Berjalan berdua sembari bergandengan tangan, menyusuri jalanan di kala senja.

Saat itu jalanan di kota lama masih jauh dari kata nyaman apalagi aman seperti sekarang, namun kami menikmati bersama suasana malam di sana. Persimpangan jalan di depan Gedung De Javasche Bank dan bekas toko buku Van Dorp (dahulu dikenal sebagai Gedung Merah; sekarang menjadi Dream Museum Zone) menjadi saksi ambyarnya jalinan kisah kami berdua.

Kantoor van de Javasche Bank in Semarang
de Javasche Bank saat ini telah menjadi Semarang Kreatif Galeri (Sumber dokumen)
Sudut kota di waktu malam
Salah satu sudut kota tua diterangi temaram lampu kota; foto diambil dari depan gedung Soesmans Kantoor (Dok. pribadi)

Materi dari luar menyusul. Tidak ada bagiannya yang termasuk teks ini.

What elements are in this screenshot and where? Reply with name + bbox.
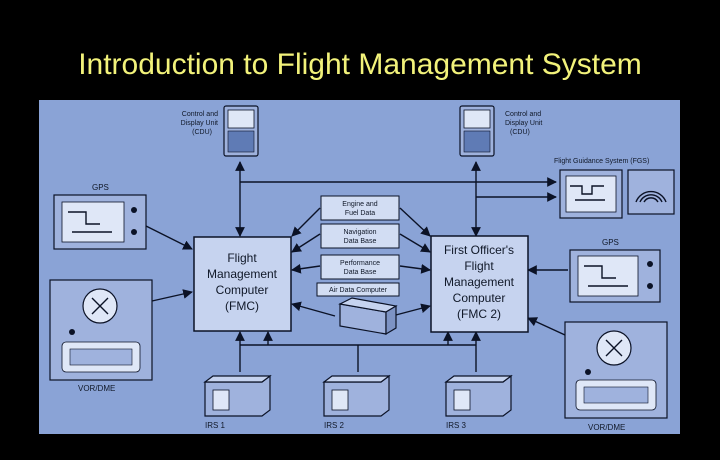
vor-left-label: VOR/DME xyxy=(78,384,115,393)
perfdb-line-2: Data Base xyxy=(344,269,377,276)
fmc-line-3: Computer xyxy=(216,283,269,297)
irs-1-label: IRS 1 xyxy=(205,421,226,430)
fgs-label: Flight Guidance System (FGS) xyxy=(554,158,649,165)
engine-line-2: Fuel Data xyxy=(345,210,375,217)
cdu-right-label-2: Display Unit xyxy=(505,120,542,127)
cdu-left-label-3: (CDU) xyxy=(192,129,212,136)
cdu-left-label-2: Display Unit xyxy=(181,120,218,127)
navigation-database-box[interactable]: Navigation Data Base xyxy=(320,223,400,249)
vor-dme-right: VOR/DME xyxy=(564,321,668,432)
irs-3-label: IRS 3 xyxy=(446,421,467,430)
adc-label: Air Data Computer xyxy=(329,287,388,294)
connections xyxy=(145,161,568,372)
fmc2-line-4: Computer xyxy=(453,291,506,305)
navdb-line-1: Navigation xyxy=(343,229,376,236)
irs-2-label: IRS 2 xyxy=(324,421,345,430)
engine-fuel-data-box[interactable]: Engine and Fuel Data xyxy=(320,195,400,221)
perfdb-line-1: Performance xyxy=(340,260,380,267)
vor-dme-left: VOR/DME xyxy=(49,279,153,393)
irs-1: IRS 1 xyxy=(203,374,272,430)
fmc-line-4: (FMC) xyxy=(225,299,259,313)
navdb-line-2: Data Base xyxy=(344,238,377,245)
fmc-left[interactable]: Flight Management Computer (FMC) xyxy=(193,236,292,332)
fmc2-line-1: First Officer's xyxy=(444,243,514,257)
irs-3: IRS 3 xyxy=(444,374,513,430)
cdu-right: Control and Display Unit (CDU) xyxy=(459,105,542,157)
fmc2-line-2: Flight xyxy=(464,259,494,273)
engine-line-1: Engine and xyxy=(342,201,378,208)
flight-guidance-system: Flight Guidance System (FGS) xyxy=(554,158,675,219)
performance-database-box[interactable]: Performance Data Base xyxy=(320,254,400,280)
slide-title: Introduction to Flight Management System xyxy=(78,48,642,81)
fmc2-line-3: Management xyxy=(444,275,515,289)
cdu-left-label-1: Control and xyxy=(182,111,218,118)
cdu-left: Control and Display Unit (CDU) xyxy=(181,105,259,157)
vor-right-label: VOR/DME xyxy=(588,423,625,432)
fmc-line-2: Management xyxy=(207,267,278,281)
fmc-line-1: Flight xyxy=(227,251,257,265)
cdu-right-label-3: (CDU) xyxy=(510,129,530,136)
air-data-computer-unit xyxy=(338,297,398,336)
gps-left: GPS xyxy=(53,183,147,250)
gps-left-label: GPS xyxy=(92,183,109,192)
fmc2-line-5: (FMC 2) xyxy=(457,307,501,321)
fmc2-first-officer[interactable]: First Officer's Flight Management Comput… xyxy=(430,235,529,333)
cdu-right-label-1: Control and xyxy=(505,111,541,118)
air-data-computer-label-box[interactable]: Air Data Computer xyxy=(316,282,400,297)
irs-2: IRS 2 xyxy=(322,374,391,430)
gps-right-label: GPS xyxy=(602,238,619,247)
gps-right: GPS xyxy=(569,238,661,303)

Teriakan anak-anak kecil yang riuh ingin berfoto dengan Bumblebee, salah satu robot dari kelompok Autobot di film Transformers, membuyarkan lamunanku. Robot kuning sahabat baik Optimus Prime itu dengan ramahnya meladeni permintaan foto anak-anak.

Tokoh-tokoh film lainnya seperti SpongeBob Squarepants, Doraemon, Batman dan juga Joker juga tak kalah bersaing menawarkan jasa foto bareng pada bagian sudut kota lama. Tentunya mereka adalah orang-orang yang mengenakan kostum tokoh-tokoh film untuk menjemput rezeki.

Seutas senyum lebar anak-anak itu menjadi penutup hariku yang sempurna.

Hari beringsut gelap. Aku memesan ojek daring untuk pulang, sementara hilir mudik pengunjung kota lama semakin bertambah. Sudah cukup aku menikmati geliat kota lama Semarang kali ini. Sangat menyenangkan melihat kota kelahiranku bertransformasi dan menghargai perjalanan sejarahnya.

Bumblebee
Bumblebee, a friendly neighborhood (Dok. pribadi)

Outstadt kembali bertabur kerlip lampu dan semarak hiburan, setelah bertahun-tahun kawasan baheula ini carut marut dengan wajah gelap nan suram. Distrik yang pernah menjadi jantung kota Semarang di masa kolonial itu telah mengubah bentukannya.

Tak akan kamu temui lagi kisah muram pekerja seks komersial dan para pemulung yang berkeliaran ataupun tidur dengan seenaknya di malam hari. Sekarang sedikit demi sedikit mulai tertata rapi dan semarak. Jalan-jalan menjadi lebih mengasyikkan.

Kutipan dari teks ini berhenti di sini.